An der schlechten Arbeitsmoral der Westberliner Einsatzkräfte hat sich nichts verändert. Sie erfüllen ihre Aufgaben zumeist lustlos und nachlässig und verbringen die Zeit mit Skat- oder Schachspielen. In der Passierscheinstelle Reinickendorf/Scharnweber Straße wurden am 24.10.1964 von den Senatsangestellten wiederum größere Mengen Alkohol getrunken, sodass einige sich in einem stark angetrunkenen Zustand befanden. Am 26.10.1964 waren in der Passierscheinstelle Reinickendorf/Thurgauer Straße ähnliche Erscheinungen zu verzeichnen. Zu Provokationen oder Störungen im Arbeitsablauf kam es dabei jedoch nicht.
Lediglich in zwei Fällen versuchten die West-Angestellten, sich in den Arbeitsablauf einzuschalten. So versuchte in der Passierscheinstelle Wedding/Müllerstraße der Senats-Vertreter [Name] zweimal Passierscheine aus den Kästen zu nehmen, um sich zu informieren. In der Passierscheinstelle Charlottenburg/Joachimsthaler Straße versuchte ebenfalls ein Westberliner Angestellter, Passierscheine aus den Karteikästen herauszunehmen. Dies wurde in beiden Fällen energisch unterbunden.

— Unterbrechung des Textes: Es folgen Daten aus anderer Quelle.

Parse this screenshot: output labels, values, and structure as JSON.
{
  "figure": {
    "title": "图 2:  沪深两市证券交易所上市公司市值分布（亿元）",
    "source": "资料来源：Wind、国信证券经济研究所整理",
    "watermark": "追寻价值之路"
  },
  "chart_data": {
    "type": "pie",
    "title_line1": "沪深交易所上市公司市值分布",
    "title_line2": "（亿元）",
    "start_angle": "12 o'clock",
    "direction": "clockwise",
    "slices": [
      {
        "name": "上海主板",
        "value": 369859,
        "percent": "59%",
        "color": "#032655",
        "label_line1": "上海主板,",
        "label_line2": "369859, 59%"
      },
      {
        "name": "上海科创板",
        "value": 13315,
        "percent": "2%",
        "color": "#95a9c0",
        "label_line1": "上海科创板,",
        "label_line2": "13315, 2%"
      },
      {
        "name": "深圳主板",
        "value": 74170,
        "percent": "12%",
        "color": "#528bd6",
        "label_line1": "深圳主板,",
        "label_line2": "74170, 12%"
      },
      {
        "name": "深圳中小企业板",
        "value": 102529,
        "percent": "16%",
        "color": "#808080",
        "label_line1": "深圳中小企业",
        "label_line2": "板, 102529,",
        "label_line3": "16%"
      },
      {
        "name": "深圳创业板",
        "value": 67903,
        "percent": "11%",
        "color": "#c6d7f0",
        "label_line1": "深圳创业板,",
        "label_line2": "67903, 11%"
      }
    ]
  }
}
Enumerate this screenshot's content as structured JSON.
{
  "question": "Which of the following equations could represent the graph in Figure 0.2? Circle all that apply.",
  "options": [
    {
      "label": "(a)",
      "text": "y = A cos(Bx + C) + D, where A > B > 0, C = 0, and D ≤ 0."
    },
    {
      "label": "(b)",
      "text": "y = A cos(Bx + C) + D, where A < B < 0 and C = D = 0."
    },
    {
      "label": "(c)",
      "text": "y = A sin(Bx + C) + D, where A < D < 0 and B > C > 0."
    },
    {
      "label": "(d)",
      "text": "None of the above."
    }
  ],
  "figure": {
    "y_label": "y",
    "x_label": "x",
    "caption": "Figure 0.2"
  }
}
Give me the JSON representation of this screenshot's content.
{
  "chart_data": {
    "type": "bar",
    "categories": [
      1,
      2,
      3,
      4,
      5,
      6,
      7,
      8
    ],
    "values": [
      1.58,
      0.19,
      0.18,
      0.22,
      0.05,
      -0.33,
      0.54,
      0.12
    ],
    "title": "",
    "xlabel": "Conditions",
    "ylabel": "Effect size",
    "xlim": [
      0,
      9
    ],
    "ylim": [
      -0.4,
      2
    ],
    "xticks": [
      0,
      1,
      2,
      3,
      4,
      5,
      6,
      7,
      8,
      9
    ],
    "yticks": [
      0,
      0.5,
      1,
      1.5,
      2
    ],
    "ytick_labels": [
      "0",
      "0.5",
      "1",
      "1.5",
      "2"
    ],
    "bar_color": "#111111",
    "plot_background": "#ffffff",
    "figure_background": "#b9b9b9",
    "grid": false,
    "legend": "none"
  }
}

Am 24.10.1964 weilte der Bezirks-Bürgermeister von Kreuzberg, Abendroth2 für kurze Zeit in der Passierscheinstelle Urbanstraße, wo er sich über den Arbeitsablauf informierte.
In der Passierscheinstelle für dringende Familienangelegenheiten in Wilmersdorf wurden am 24.10.1964 für besonders dringende Fälle sechs und am 26.10.1964 zwei Passierscheine sofort ausgestellt. Dazu äußerte am 24.10.1964 der Leiter der Westberliner Postangestellten, dass er über diese Verbesserung und unbürokratische Abfertigung bei außergewöhnlichen Familienfällen nicht offiziell seitens des Westberliner Senats informiert worden sei. Er habe jedoch darüber in der Westberliner Presse gelesen und dagegen keinerlei Einwände.